INTRODUCTION: Immunocompromised (IC) adults are at increased risk of developing herpes zoster (HZ) and HZ-related complications due to therapy or underlying disease. This study evaluated the cost effectiveness of recombinant zoster vaccine (RZV) versus no vaccine for the prevention of HZ in hematopoietic stem cell transplant (HSCT) recipients and other IC adults aged ≥ 18 years in the United States (US).

METHODS: A static Markov model simulated cohorts of IC individuals using a 1-year cycle length and 30-year time horizon to estimate the cost effectiveness of RZV. Inputs were sourced from clinical trial results and publicly available sources/literature. Modeled populations included US adult HSCT recipients (base case), patients with human immunodeficiency virus (HIV), patients with breast cancer, patients with Hodgkin's lymphoma, and renal transplant recipients. The model reported societal costs, quality-adjusted life-years (QALYs), and incremental cost-effectiveness ratios (ICERs). Sensitivity and threshold analyses were conducted.

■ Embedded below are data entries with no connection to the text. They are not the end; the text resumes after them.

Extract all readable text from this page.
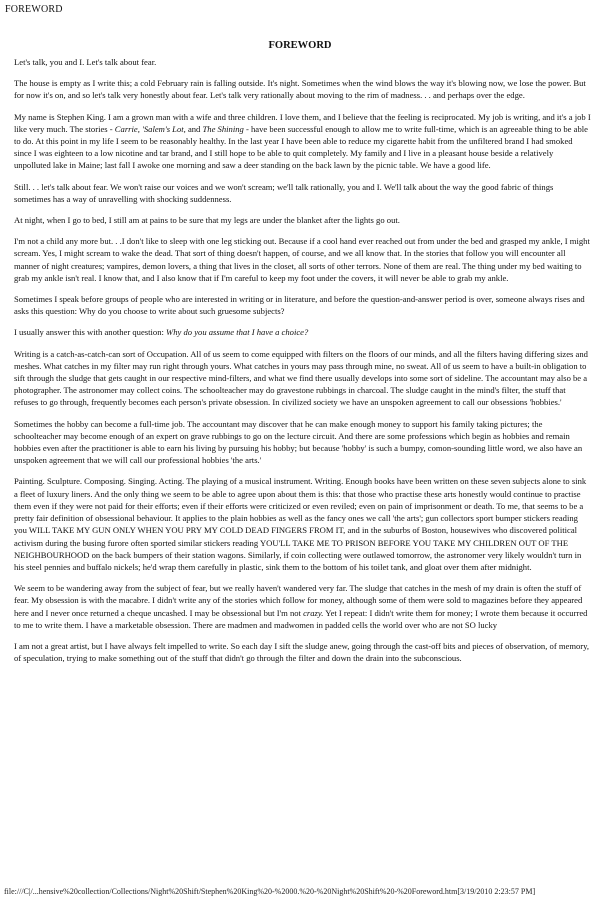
FOREWORD
FOREWORD

Let's talk, you and I. Let's talk about fear.

The house is empty as I write this; a cold February rain is falling outside. It's night. Sometimes when the wind blows the way it's blowing now, we lose the power. But for now it's on, and so let's talk very honestly about fear. Let's talk very rationally about moving to the rim of madness. . . and perhaps over the edge.

My name is Stephen King. I am a grown man with a wife and three children. I love them, and I believe that the feeling is reciprocated. My job is writing, and it's a job I like very much. The stories - Carrie, 'Salem's Lot, and The Shining - have been successful enough to allow me to write full-time, which is an agreeable thing to be able to do. At this point in my life I seem to be reasonably healthy. In the last year I have been able to reduce my cigarette habit from the unfiltered brand I had smoked since I was eighteen to a low nicotine and tar brand, and I still hope to be able to quit completely. My family and I live in a pleasant house beside a relatively unpolluted lake in Maine; last fall I awoke one morning and saw a deer standing on the back lawn by the picnic table. We have a good life.

Still. . . let's talk about fear. We won't raise our voices and we won't scream; we'll talk rationally, you and I. We'll talk about the way the good fabric of things sometimes has a way of unravelling with shocking suddenness.

At night, when I go to bed, I still am at pains to be sure that my legs are under the blanket after the lights go out.

I'm not a child any more but. . .I don't like to sleep with one leg sticking out. Because if a cool hand ever reached out from under the bed and grasped my ankle, I might scream. Yes, I might scream to wake the dead. That sort of thing doesn't happen, of course, and we all know that. In the stories that follow you will encounter all manner of night creatures; vampires, demon lovers, a thing that lives in the closet, all sorts of other terrors. None of them are real. The thing under my bed waiting to grab my ankle isn't real. I know that, and I also know that if I'm careful to keep my foot under the covers, it will never be able to grab my ankle.

Sometimes I speak before groups of people who are interested in writing or in literature, and before the question-and-answer period is over, someone always rises and asks this question: Why do you choose to write about such gruesome subjects?

I usually answer this with another question: Why do you assume that I have a choice?

Writing is a catch-as-catch-can sort of Occupation. All of us seem to come equipped with filters on the floors of our minds, and all the filters having differing sizes and meshes. What catches in my filter may run right through yours. What catches in yours may pass through mine, no sweat. All of us seem to have a built-in obligation to sift through the sludge that gets caught in our respective mind-filters, and what we find there usually develops into some sort of sideline. The accountant may also be a photographer. The astronomer may collect coins. The schoolteacher may do gravestone rubbings in charcoal. The sludge caught in the mind's filter, the stuff that refuses to go through, frequently becomes each person's private obsession. In civilized society we have an unspoken agreement to call our obsessions 'hobbies.'

Sometimes the hobby can become a full-time job. The accountant may discover that he can make enough money to support his family taking pictures; the schoolteacher may become enough of an expert on grave rubbings to go on the lecture circuit. And there are some professions which begin as hobbies and remain hobbies even after the practitioner is able to earn his living by pursuing his hobby; but because 'hobby' is such a bumpy, comon-sounding little word, we also have an unspoken agreement that we will call our professional hobbies 'the arts.'

Painting. Sculpture. Composing. Singing. Acting. The playing of a musical instrument. Writing. Enough books have been written on these seven subjects alone to sink a fleet of luxury liners. And the only thing we seem to be able to agree upon about them is this: that those who practise these arts honestly would continue to practise them even if they were not paid for their efforts; even if their efforts were criticized or even reviled; even on pain of imprisonment or death. To me, that seems to be a pretty fair definition of obsessional behaviour. It applies to the plain hobbies as well as the fancy ones we call 'the arts'; gun collectors sport bumper stickers reading you WILL TAKE MY GUN ONLY WHEN YOU PRY MY COLD DEAD FINGERS FROM IT, and in the suburbs of Boston, housewives who discovered political activism during the busing furore often sported similar stickers reading YOU'LL TAKE ME TO PRISON BEFORE YOU TAKE MY CHILDREN OUT OF THE NEIGHBOURHOOD on the back bumpers of their station wagons. Similarly, if coin collecting were outlawed tomorrow, the astronomer very likely wouldn't turn in his steel pennies and buffalo nickels; he'd wrap them carefully in plastic, sink them to the bottom of his toilet tank, and gloat over them after midnight.

We seem to be wandering away from the subject of fear, but we really haven't wandered very far. The sludge that catches in the mesh of my drain is often the stuff of fear. My obsession is with the macabre. I didn't write any of the stories which follow for money, although some of them were sold to magazines before they appeared here and I never once returned a cheque uncashed. I may be obsessional but I'm not crazy. Yet I repeat: I didn't write them for money; I wrote them because it occurred to me to write them. I have a marketable obsession. There are madmen and madwomen in padded cells the world over who are not SO lucky

I am not a great artist, but I have always felt impelled to write. So each day I sift the sludge anew, going through the cast-off bits and pieces of observation, of memory, of speculation, trying to make something out of the stuff that didn't go through the filter and down the drain into the subconscious.

file:///C|/...hensive%20collection/Collections/Night%20Shift/Stephen%20King%20-%2000.%20-%20Night%20Shift%20-%20Foreword.htm[3/19/2010 2:23:57 PM]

RESULTS: In the base case of 19,671 US adult HSCT recipients, RZV resulted in total societal cost savings of US$0.1 million and 109 incremental QALYs versus no vaccine. RZV was a 'dominant strategy' versus no vaccine because vaccination resulted in cost savings with QALY gains. RZV was also cost saving in renal transplant recipients, and cost effective at a willingness-to-pay threshold of US$100,000 per QALY gained in patients with HIV, breast cancer, and Hodgkin's lymphoma, with ICERs of US$33,268, US$67,682, and US$95,972 per QALY gained, respectively, versus no vaccine.

CONCLUSIONS: Model results show RZV is potentially cost saving for the prevention of HZ in US adult HSCT recipients and US adults with selected immunocompromising conditions, and cost effective for others, supporting the use of RZV to prevent HZ and HZ-related complications in IC adults.